As political and economic relations between the two countries are warming up, Turkish businessmen may be compensated for the losses incurred after their contracts were terminated by the Libyan government.
Turkish businessmen have been struggling for over a year to settle their dispute with Libyan authorities, which finally agreed to pay about half of the contracts outstanding payments owed to Turkish firms over the coming weeks. Compensations for breach of contract will also be granted but on the condition that the firms resume work on the abandoned projects immediately.
According to Libyan lawmaker Abdurahman Al-Shater, one of the main reasons behind the compensation move is “price-wise”. The decision was not dictated by political reasons, he said explaining that Turkish firms offer the same quality as their European counterparts at a much cheaper price for the country’s rebuilding projects.

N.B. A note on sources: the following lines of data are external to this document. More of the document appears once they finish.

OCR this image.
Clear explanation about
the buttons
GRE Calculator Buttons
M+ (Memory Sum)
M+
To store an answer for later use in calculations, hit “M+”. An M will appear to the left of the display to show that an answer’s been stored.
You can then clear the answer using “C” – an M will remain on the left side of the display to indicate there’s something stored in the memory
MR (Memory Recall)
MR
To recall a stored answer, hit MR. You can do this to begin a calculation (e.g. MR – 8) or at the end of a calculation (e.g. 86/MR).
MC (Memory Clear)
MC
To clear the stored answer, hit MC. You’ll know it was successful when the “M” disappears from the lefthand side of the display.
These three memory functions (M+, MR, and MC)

In their desire to increase their activities with Libya, more than half of the companies present at the 2012 Libya-Build exhibition were Turkish companies. Turkey has developed a new foreign strategy to position itself as a principal rebuilder in post Arab spring countries.
The president of the American Chamber of Commerce in Libya1, Richard Griffiths, said the Turkish “are the ones who are reaping the rewards” due to their massive presence in trade related events coupled with their diplomacy. Last year, trade between the two countries was equivalent to around $2.5 billion.
More than 3,000 Turkish nationals left Libya when the uprising began. The debt owed to about 100 Turkish firms is estimated at $20 million. The Ankara government exerted pressures on Libya to get its businessmen, operating mostly in the construction sector, to be paid ahead of those from other countries.